Okay, to wrap up this edition of Seen and Heard I have the creepiest song in the collection, accompanied by a beautifully filmed video (directed by Gil Chevigné) that makes it even creepier.
The band is Oldd Wvrms, and they’re based in Houffalize, Belgium. The name of the song is “Délétère“, and it appears on this band’s second album Ignobolis, which will be released sometime later this year by Grizzly Inc. It features cover art by Romanian artist Luciana Nedelea, whose work I’ve posted frequently on the NCS Facebook page.

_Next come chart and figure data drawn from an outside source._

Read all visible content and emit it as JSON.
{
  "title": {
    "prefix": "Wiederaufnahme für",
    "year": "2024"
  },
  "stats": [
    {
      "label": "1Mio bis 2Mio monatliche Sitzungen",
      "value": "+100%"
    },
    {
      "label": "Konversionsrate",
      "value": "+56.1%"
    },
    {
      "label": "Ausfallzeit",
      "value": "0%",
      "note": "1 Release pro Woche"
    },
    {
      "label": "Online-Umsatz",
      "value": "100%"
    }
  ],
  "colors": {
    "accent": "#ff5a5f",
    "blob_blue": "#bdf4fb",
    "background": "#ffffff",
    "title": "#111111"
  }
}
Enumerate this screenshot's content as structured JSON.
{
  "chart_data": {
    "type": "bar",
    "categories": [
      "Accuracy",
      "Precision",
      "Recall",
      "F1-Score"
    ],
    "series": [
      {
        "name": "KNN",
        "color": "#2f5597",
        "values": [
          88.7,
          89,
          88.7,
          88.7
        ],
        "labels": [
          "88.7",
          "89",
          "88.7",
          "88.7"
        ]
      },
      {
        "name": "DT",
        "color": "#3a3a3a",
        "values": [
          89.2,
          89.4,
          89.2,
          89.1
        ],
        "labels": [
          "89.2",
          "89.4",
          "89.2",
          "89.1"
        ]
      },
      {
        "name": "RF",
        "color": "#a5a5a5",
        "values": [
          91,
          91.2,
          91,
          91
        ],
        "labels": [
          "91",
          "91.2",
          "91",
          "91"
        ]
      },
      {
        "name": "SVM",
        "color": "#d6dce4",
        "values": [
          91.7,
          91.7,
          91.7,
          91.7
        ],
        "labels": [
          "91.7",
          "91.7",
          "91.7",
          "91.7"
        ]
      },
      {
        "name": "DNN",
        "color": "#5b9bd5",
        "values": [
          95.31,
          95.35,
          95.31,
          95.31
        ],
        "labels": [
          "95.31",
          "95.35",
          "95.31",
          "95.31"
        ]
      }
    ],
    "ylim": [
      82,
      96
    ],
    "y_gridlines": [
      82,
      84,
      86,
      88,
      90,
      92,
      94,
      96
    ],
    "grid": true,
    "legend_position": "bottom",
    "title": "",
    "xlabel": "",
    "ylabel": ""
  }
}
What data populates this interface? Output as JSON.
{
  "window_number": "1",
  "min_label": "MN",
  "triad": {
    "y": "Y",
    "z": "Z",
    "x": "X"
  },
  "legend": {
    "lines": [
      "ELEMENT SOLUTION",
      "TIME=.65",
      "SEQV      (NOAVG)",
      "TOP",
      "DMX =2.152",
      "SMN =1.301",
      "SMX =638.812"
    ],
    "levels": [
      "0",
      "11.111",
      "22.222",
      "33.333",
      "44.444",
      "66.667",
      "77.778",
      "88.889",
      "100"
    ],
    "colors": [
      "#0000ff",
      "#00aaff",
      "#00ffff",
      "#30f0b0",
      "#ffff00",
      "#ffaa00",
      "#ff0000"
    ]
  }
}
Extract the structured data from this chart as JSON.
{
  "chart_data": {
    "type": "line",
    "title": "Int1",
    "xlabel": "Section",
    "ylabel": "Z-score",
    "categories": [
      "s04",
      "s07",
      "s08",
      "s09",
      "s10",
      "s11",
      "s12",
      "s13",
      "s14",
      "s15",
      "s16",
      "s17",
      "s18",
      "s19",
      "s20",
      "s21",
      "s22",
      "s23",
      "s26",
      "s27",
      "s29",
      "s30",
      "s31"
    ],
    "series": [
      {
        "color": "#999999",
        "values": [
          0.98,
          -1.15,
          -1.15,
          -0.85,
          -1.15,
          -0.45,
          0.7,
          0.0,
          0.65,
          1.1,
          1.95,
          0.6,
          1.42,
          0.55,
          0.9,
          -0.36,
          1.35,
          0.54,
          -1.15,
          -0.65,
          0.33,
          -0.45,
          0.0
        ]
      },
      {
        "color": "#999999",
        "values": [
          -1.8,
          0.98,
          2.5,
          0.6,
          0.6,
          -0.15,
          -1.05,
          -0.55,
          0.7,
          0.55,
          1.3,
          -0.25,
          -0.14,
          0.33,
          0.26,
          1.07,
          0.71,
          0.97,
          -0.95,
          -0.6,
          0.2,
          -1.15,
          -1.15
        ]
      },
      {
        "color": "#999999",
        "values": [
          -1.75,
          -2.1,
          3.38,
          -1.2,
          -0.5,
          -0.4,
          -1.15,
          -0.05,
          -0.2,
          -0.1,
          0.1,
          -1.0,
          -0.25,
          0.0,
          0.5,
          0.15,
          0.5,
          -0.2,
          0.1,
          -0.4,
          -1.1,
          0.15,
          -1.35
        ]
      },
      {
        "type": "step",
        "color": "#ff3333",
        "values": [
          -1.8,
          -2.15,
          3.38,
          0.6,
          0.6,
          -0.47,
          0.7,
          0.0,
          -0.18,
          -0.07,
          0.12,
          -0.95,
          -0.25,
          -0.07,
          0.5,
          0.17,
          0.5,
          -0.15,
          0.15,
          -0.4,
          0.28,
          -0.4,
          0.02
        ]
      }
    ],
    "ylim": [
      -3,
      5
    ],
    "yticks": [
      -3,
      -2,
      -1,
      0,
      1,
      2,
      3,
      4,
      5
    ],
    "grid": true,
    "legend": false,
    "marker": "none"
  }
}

I encourage you to listen to the song without watching the video at least once — because the video is so mysterious and so engrossing that you may not fully appreciate all the alluring aspects of the music. The song all by itself is also very engrossing, a tremendously heavy (and very catchy) rumbling, chugging bulldozer of a track, interwoven with spare, slower segments featuring hypnotically chiming guitars and ritual drumbeats.
Actually, the entire song is hypnotic, and the timbre of the doom-generating clean vocals enhances its occult atmosphere, which grows more penetrating and potent as the track rolls along.
Woah! that downshifter by HSB is a beast!
I concur. Can’t wait to hear the cover of “Agent Orange.”
Oldd Wvrms sends them shivers (of my timbers) down my spine. Neat shit.
I’ve heard that Allegaeon song once before. Some serious qualitative musicianship is always welcome.
Damn Greg Burgess is the fucking man. I seriously rate him as a modern guitar maestro, his original classical/flamenco pieces are captivating. And Allegaeon videos never fail to fill me with mirth.
The Oldd Wvrms videos is a dark wee treat too, as is the music. My ancient feeble mind will no doubt forget to keep an eye out for their release though. Cursed mind.
Centenary sounds badass! I especially like the old vinyl sounds of halloween sample 🙂
Oh damn, that Allegation song is ridiculously fun. I’ll be playing it nonstop for a while.